Hey! I have a problem with Curl/Div/Gradient !

http://screencast.com/t/MxofUMGMPgeZ

Who can help me prove this thing ?

What is Gradient(Phi) dot F ???

Answer 1

here is how this "proof" is laid out in Boas, slightly different symbology but it's good to be flexible.

https://i.gyazo.com/e0637b192c1c2410676216a9a5475eb5.png

this might not be too legible so i gave the link first :)

Answer 2

Or if you wanna do it long hand in Cartesian....

\(div (\phi \mathbf{F}) = <\partial_x, \partial_y, \partial_z>\cdot <\phi F_x,\phi F_y,\phi F_z > \)

\(= \partial_x(\phi F_x) + \partial_y(\phi F_y) + \partial_z(\phi F_z) \)
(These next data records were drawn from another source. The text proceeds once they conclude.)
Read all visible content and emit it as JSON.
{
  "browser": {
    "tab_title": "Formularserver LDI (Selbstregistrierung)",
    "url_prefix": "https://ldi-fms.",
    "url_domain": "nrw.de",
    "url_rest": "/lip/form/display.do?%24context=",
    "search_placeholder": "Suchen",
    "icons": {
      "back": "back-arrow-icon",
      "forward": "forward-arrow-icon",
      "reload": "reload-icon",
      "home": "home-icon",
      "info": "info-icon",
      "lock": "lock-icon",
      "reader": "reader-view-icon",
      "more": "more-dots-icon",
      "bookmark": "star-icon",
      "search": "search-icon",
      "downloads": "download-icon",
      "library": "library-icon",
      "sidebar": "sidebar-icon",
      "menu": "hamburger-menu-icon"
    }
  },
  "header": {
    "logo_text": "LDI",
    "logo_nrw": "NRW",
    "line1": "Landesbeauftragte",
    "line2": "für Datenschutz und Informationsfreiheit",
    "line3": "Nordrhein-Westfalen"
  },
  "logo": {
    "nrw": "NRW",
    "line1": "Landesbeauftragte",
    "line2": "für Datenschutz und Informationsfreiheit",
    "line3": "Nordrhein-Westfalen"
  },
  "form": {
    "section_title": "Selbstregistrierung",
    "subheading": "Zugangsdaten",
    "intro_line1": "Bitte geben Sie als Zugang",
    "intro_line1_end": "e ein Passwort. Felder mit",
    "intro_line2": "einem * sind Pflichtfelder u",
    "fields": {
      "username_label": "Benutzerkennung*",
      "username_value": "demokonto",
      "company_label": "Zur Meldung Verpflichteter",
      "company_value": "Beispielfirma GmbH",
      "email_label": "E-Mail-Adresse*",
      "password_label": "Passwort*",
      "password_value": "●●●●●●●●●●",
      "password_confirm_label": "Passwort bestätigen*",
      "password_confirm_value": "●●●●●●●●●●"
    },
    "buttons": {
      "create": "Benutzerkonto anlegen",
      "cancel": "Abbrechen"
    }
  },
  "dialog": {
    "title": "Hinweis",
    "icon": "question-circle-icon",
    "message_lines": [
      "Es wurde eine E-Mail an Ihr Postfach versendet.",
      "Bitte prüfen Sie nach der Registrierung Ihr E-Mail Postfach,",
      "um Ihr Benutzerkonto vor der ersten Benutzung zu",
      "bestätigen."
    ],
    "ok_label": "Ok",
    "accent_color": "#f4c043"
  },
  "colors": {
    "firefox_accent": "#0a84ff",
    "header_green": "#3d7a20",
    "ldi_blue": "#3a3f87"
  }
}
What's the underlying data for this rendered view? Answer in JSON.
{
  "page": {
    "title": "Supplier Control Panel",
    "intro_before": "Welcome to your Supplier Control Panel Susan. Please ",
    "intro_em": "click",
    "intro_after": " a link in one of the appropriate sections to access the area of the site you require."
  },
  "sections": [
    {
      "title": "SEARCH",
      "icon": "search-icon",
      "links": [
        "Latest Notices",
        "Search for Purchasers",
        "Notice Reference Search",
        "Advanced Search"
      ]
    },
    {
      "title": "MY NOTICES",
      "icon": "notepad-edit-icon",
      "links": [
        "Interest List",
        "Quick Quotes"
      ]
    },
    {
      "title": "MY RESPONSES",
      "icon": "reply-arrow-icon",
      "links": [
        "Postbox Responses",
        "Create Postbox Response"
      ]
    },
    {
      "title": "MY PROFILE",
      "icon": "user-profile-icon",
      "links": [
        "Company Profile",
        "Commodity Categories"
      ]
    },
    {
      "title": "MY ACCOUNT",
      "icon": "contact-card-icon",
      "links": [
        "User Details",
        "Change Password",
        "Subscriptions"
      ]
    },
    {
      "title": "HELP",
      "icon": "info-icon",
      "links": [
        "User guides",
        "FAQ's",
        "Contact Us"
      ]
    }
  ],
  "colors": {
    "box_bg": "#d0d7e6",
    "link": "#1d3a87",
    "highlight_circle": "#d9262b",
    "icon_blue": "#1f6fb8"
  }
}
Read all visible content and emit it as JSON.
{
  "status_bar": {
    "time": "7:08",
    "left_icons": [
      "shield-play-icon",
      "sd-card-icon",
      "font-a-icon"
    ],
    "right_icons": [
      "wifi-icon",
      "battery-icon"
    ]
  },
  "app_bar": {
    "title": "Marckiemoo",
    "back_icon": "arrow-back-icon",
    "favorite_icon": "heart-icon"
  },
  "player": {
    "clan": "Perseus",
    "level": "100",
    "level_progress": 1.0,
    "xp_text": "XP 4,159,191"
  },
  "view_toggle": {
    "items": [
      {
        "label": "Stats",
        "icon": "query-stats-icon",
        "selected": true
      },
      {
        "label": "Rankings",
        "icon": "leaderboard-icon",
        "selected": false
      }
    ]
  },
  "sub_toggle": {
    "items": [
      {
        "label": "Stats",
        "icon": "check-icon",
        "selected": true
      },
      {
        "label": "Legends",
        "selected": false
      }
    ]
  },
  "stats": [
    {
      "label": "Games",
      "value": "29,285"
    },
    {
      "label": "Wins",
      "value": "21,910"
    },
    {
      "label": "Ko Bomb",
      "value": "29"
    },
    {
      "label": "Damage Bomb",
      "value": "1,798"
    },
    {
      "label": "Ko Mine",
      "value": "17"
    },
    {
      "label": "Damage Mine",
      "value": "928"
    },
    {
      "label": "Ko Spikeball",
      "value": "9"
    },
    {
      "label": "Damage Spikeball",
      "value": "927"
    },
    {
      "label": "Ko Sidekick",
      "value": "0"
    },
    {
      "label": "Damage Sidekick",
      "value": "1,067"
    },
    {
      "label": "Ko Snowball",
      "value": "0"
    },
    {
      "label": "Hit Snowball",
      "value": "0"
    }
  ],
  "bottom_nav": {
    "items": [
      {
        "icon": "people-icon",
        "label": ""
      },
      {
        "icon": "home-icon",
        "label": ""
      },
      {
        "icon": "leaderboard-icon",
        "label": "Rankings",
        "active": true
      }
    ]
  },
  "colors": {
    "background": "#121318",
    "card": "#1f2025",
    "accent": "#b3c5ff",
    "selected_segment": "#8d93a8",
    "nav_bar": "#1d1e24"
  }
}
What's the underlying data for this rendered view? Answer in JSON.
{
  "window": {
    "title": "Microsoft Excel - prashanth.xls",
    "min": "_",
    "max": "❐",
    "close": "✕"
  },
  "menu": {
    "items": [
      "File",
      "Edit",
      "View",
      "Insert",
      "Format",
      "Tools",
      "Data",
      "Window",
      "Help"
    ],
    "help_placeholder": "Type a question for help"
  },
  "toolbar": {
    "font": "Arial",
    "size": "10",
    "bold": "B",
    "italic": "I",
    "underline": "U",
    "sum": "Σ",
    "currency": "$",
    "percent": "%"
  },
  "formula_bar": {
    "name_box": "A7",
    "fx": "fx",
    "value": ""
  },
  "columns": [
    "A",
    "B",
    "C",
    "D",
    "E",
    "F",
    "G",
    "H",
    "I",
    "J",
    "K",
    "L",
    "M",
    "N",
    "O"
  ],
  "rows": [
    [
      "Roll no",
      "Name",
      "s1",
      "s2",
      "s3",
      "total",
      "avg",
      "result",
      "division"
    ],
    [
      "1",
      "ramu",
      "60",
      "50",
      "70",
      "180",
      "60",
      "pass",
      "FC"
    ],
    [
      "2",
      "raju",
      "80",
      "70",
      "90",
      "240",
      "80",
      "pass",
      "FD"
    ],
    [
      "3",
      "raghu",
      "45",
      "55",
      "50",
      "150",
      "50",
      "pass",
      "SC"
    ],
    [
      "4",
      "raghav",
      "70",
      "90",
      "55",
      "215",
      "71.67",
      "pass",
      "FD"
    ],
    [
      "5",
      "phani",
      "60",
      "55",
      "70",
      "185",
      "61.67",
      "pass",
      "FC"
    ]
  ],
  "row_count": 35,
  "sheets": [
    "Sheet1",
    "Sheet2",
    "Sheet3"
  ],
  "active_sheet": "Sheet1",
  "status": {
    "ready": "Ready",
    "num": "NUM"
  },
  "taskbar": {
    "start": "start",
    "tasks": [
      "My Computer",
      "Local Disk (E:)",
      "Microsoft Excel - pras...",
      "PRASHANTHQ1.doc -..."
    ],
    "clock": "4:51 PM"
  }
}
and then you product-rule each term

\(= (\partial_x \phi) ~ F_x + \phi ~ \partial_x F_x + (\partial_y \phi) ~ F_y + \phi ~ \partial_y F_y + (\partial_z \phi) ~ F_z + \phi ~ \partial_z F_z \)

Collecting terms:

\(= (\partial_x \phi) ~ F_x + (\partial_y \phi) ~ F_y + (\partial_z \phi) ~ F_z + \phi ( \partial_x F_x + \partial_y F_y + \partial_z F_z) \)

putting back into dot products

\(= <\partial_x \phi , \partial_y \phi , \partial_z \phi > \cdot < F_x , F_y , F_z >+ \phi ( <\partial_x , \partial_y , \partial_z> \cdot < F_x + F_y + F_z>) \)

\(= \nabla ( \phi ) \cdot \mathbf{F} + \phi \nabla \cdot \mathbf{F}\)

\(= \phi div \mathbf{F} + grad ( \phi ) \cdot \mathbf{F} \)

Quite messy